A regra que obriga patrões e sindicatos a concordarem para abrir um dissídio coletivo pode ter os dias contados — mas ainda não. Ao retomar o incidente sobre negociação coletiva, o Tribunal Pleno do TST suspendeu o julgamento.

Em discussão está se a recusa arbitrária da entidade patronal em negociar — o abandono reiterado das tratativas — viola a boa-fé objetiva e as Convenções 98 e 154 da Organização Internacional do Trabalho, equiparando-se ao ‘comum acordo’ que a Constituição exige para instaurar dissídio coletivo de natureza econômica.

O tribunal trabalha com uma distinção em relação ao Tema 841 do STF, que fixou a exigência do mútuo consentimento.
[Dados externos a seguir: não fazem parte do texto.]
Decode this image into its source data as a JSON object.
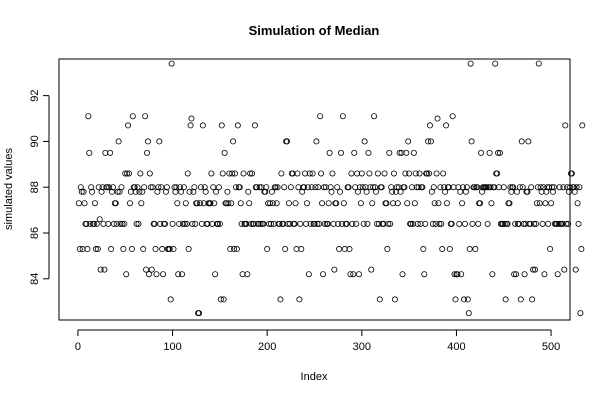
{
  "chart_data": {
    "type": "scatter",
    "title": "Simulation of Median",
    "xlabel": "Index",
    "ylabel": "simulated values",
    "xlim": [
      -20,
      520
    ],
    "ylim": [
      82.2,
      93.6
    ],
    "xticks": [
      0,
      100,
      200,
      300,
      400,
      500
    ],
    "yticks": [
      84,
      86,
      88,
      90,
      92
    ],
    "marker": "open-circle",
    "grid": false,
    "legend": "none",
    "values": [
      87.3,
      85.3,
      88,
      87.8,
      85.3,
      87.8,
      87.3,
      86.4,
      86.4,
      85.3,
      91.1,
      89.5,
      86.4,
      88,
      87.8,
      86.4,
      86.4,
      87.3,
      85.3,
      86.4,
      85.3,
      88,
      86.6,
      84.4,
      87.8,
      88,
      86.4,
      84.4,
      89.5,
      88,
      88,
      86.4,
      88,
      89.5,
      85.3,
      87.8,
      88,
      86.4,
      87.3,
      87.3,
      86.4,
      87.8,
      90,
      87.8,
      86.4,
      88,
      86.4,
      85.3,
      86.4,
      88.6,
      84.2,
      88.6,
      90.7,
      88.6,
      87.3,
      87.8,
      85.3,
      91.1,
      88,
      88,
      87.8,
      86.4,
      88,
      86.4,
      87.8,
      88.6,
      87.3,
      87.8,
      85.3,
      88,
      91.1,
      84.4,
      89.5,
      90,
      84.2,
      88.6,
      88,
      84.4,
      88,
      86.4,
      86.4,
      85.3,
      84.2,
      87.8,
      88,
      90,
      86.4,
      88,
      85.3,
      84.2,
      86.4,
      86.4,
      87.8,
      88,
      85.3,
      85.3,
      85.3,
      83.1,
      93.4,
      86.4,
      85.3,
      88,
      87.8,
      88,
      87.3,
      84.2,
      86.4,
      88,
      87.8,
      84.2,
      86.4,
      88,
      86.4,
      87.3,
      86.4,
      88.6,
      85.3,
      87.8,
      90.7,
      91,
      86.4,
      87.8,
      88,
      86.4,
      87.3,
      87.3,
      82.5,
      82.5,
      87.3,
      88,
      86.4,
      90.7,
      87.3,
      88,
      87.8,
      86.4,
      86.4,
      87.3,
      87.3,
      87.3,
      88.6,
      86.4,
      88,
      87.3,
      84.2,
      87.8,
      86.4,
      86.4,
      88,
      86.4,
      83.1,
      90.7,
      88.6,
      83.1,
      89.5,
      87.3,
      87.3,
      87.8,
      87.3,
      88.6,
      85.3,
      87.3,
      88.6,
      90,
      85.3,
      88.6,
      88,
      85.3,
      90.7,
      88,
      88,
      87.3,
      86.4,
      84.2,
      88.6,
      86.4,
      86.4,
      86.4,
      84.2,
      87.8,
      87.3,
      88.6,
      86.4,
      88.6,
      86.4,
      86.4,
      90.7,
      88,
      88,
      86.4,
      86.4,
      88,
      86.4,
      88,
      86.4,
      86.4,
      87.8,
      87.8,
      88,
      85.3,
      87.3,
      86.4,
      87.3,
      86.4,
      87.8,
      87.3,
      86.4,
      88,
      88,
      87.3,
      88,
      86.4,
      86.4,
      83.1,
      88.6,
      86.4,
      86.4,
      88,
      85.3,
      90,
      90,
      86.4,
      87.3,
      86.4,
      88,
      88.6,
      88.6,
      86.4,
      86.4,
      87.3,
      85.3,
      88.6,
      88,
      83.1,
      86.4,
      85.3,
      87.8,
      88,
      88,
      88.6,
      86.4,
      87.3,
      88,
      84.2,
      88.6,
      86.4,
      88,
      88.6,
      86.4,
      86.4,
      88,
      90,
      86.4,
      88,
      86.4,
      91.1,
      88.6,
      87.3,
      84.2,
      88,
      86.4,
      88,
      86.4,
      86.4,
      87.3,
      89.5,
      88,
      87.8,
      88.6,
      86.4,
      84.4,
      87.3,
      87.3,
      88,
      86.4,
      85.3,
      87.8,
      89.5,
      86.4,
      91.1,
      87.3,
      85.3,
      86.4,
      86.4,
      88,
      88,
      85.3,
      84.2,
      88.6,
      86.4,
      84.2,
      89.5,
      88,
      86.4,
      88.6,
      87.8,
      84.2,
      88,
      87.3,
      88.6,
      88,
      86.4,
      90,
      88,
      87.8,
      86.4,
      89.5,
      88.6,
      88,
      84.4,
      87.3,
      88,
      91.1,
      88,
      87.8,
      86.4,
      88.6,
      86.4,
      83.1,
      88,
      88,
      86.4,
      86.4,
      88.6,
      87.3,
      87.3,
      85.3,
      86.4,
      89.5,
      86.4,
      88,
      87.8,
      87.3,
      88.6,
      83.1,
      87.8,
      88,
      87.3,
      88,
      89.5,
      87.8,
      89.5,
      84.2,
      88,
      88,
      88.6,
      89.5,
      87.3,
      90,
      88.6,
      86.4,
      86.4,
      88,
      86.4,
      89.5,
      87.3,
      88.6,
      88,
      86.4,
      88,
      88.6,
      86.4,
      88,
      88,
      85.3,
      84.2,
      86.4,
      88.6,
      88.6,
      90,
      88.6,
      90.7,
      90,
      87.8,
      86.4,
      88,
      87.3,
      86.4,
      88.6,
      91,
      87.3,
      86.4,
      88,
      86.4,
      85.3,
      88.6,
      88,
      87.8,
      90.7,
      87.3,
      88,
      88,
      85.3,
      86.4,
      86.4,
      91.1,
      88,
      84.2,
      83.1,
      84.2,
      84.2,
      88,
      86.4,
      87.8,
      84.2,
      87.3,
      88,
      83.1,
      86.4,
      87.8,
      88,
      83.1,
      82.5,
      85.3,
      93.4,
      90,
      86.4,
      88,
      88,
      85.3,
      88,
      88,
      86.4,
      87.3,
      87.3,
      89.5,
      87.8,
      88,
      88,
      88,
      88,
      88,
      86.4,
      88,
      89.5,
      88,
      87.3,
      84.2,
      88,
      88,
      93.4,
      88.6,
      88.6,
      89.5,
      88,
      89.5,
      86.4,
      86.4,
      86.4,
      88,
      86.4,
      83.1,
      86.4,
      86.4,
      87.3,
      87.3,
      88,
      87.8,
      88,
      88,
      84.2,
      86.4,
      84.2,
      87.8,
      86.4,
      86.4,
      88,
      83.1,
      90,
      88,
      86.4,
      84.2,
      86.4,
      87.8,
      87.8,
      90,
      86.4,
      86.4,
      88,
      83.1,
      84.4,
      86.4,
      84.4,
      86.4,
      87.3,
      88,
      93.4,
      87.3,
      88,
      87.8,
      86.4,
      88,
      84.2,
      87.3,
      87.8,
      88,
      86.4,
      88,
      85.3,
      87.3,
      88,
      87.8,
      88,
      86.4,
      86.4,
      86.4,
      84.2,
      86.4,
      88,
      86.4,
      86.4,
      86.4,
      88,
      84.4,
      90.7,
      86.4,
      88,
      86.4,
      87.8,
      88,
      88.6,
      88.6,
      88,
      88,
      87.8,
      84.4,
      88,
      87.3,
      86.4,
      88,
      82.5,
      85.3,
      90.7
    ]
  }
}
Enquanto a tese não é concluída, segue valendo a suspensão nacional de todos os processos que discutem o pressuposto do comum acordo na fase pré-processual.

Por que isso reorganiza a mesa de negociação

Se o TST decidir que a recusa em negociar autoriza o dissídio, o sindicato deixa de depender da boa vontade patronal para levar o impasse ao tribunal — uma inversão na correlação de forças que hoje favorece quem pode simplesmente não sentar à mesa.
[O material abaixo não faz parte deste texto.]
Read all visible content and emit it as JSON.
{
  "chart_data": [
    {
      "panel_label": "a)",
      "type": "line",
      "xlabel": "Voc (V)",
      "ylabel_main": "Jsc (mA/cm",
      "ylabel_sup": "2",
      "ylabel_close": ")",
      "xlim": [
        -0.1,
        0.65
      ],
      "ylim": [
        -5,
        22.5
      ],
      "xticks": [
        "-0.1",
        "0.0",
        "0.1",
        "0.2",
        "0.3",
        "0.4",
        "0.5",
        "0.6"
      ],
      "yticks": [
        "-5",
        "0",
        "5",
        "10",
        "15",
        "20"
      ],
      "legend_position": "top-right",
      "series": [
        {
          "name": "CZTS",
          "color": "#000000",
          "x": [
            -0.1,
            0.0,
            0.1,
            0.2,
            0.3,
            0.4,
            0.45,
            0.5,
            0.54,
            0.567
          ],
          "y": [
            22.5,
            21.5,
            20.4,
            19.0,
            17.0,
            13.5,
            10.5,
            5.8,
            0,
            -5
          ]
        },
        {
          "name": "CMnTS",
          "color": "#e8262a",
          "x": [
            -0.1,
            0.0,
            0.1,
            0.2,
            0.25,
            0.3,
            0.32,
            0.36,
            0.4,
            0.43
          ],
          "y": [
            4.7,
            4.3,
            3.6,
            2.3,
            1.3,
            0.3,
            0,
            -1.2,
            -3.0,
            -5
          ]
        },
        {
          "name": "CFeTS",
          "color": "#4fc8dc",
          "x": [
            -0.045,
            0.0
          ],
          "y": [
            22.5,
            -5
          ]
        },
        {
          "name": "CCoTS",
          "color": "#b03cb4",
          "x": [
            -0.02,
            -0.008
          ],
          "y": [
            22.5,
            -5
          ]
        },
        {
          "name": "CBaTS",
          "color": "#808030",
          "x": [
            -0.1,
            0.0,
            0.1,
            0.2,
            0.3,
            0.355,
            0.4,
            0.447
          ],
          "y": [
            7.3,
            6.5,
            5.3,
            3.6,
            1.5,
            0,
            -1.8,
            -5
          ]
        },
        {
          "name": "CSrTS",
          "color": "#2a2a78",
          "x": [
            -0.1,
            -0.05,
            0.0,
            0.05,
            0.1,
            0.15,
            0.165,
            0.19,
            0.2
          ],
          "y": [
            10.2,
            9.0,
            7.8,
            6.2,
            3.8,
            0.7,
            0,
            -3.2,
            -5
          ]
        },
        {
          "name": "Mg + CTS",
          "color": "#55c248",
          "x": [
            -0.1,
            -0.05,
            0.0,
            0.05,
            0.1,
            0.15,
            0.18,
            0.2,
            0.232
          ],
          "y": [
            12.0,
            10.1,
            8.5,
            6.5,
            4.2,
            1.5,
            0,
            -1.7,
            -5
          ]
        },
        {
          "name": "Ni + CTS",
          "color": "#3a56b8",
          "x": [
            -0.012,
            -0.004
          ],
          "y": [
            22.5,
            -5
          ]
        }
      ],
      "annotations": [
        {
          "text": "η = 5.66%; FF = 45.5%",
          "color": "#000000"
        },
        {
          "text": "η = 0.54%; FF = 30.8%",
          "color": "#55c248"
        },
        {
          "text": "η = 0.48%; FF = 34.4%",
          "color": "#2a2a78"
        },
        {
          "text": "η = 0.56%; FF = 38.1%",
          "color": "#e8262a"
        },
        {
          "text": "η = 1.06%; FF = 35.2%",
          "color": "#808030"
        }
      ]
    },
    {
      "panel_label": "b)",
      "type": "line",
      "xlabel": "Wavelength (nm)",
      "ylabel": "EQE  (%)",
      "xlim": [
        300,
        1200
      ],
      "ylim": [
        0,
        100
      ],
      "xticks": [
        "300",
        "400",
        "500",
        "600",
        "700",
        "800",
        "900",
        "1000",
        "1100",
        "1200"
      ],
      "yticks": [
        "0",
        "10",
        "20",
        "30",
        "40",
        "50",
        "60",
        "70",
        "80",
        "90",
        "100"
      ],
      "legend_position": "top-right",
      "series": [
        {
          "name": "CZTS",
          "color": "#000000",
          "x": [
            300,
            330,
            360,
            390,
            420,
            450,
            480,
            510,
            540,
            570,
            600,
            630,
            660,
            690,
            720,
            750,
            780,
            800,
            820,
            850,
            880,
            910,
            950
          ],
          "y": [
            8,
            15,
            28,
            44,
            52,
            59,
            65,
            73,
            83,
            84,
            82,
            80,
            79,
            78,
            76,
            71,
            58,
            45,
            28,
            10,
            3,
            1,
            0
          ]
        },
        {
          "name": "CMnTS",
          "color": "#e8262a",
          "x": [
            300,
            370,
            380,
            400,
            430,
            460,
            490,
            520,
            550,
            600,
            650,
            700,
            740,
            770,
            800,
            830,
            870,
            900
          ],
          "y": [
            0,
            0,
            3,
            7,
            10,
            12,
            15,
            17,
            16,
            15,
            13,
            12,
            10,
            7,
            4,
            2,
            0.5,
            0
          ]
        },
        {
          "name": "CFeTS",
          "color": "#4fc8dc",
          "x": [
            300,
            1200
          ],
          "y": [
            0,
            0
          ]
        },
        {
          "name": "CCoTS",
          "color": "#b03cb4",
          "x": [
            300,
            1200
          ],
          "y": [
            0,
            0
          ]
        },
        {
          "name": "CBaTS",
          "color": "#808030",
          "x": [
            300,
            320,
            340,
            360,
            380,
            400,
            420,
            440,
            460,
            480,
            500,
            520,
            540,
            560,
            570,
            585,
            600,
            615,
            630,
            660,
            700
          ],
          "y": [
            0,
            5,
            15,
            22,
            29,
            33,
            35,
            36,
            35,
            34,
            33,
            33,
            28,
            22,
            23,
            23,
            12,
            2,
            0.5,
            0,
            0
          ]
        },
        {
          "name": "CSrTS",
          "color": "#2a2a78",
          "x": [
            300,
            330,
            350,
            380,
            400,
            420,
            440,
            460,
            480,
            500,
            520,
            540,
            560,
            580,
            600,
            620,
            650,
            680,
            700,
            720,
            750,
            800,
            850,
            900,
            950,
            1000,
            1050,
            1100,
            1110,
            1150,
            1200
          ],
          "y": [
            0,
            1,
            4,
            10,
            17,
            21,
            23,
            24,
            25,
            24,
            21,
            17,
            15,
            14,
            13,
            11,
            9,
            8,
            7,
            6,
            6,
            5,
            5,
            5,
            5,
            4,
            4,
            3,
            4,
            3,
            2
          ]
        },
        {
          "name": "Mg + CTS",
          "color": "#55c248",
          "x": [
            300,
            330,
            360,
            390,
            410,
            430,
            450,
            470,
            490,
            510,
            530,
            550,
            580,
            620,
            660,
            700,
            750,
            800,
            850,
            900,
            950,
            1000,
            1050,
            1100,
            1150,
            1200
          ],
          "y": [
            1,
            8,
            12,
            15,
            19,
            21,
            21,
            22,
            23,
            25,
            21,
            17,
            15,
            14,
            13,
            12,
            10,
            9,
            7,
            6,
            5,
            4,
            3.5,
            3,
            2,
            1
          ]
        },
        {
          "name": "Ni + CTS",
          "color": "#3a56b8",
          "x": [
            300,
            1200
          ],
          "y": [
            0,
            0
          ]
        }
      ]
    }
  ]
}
Para departamentos jurídicos e bancas sindicais dos dois lados, o intervalo até a retomada é estratégico: empregadores precisam documentar a disposição de negociar para não serem lidos como recalcitrantes, e sindicatos têm incentivo para registrar cada convite recusado. Os processos sobre o tema continuam sobrestados até o Pleno fechar a tese.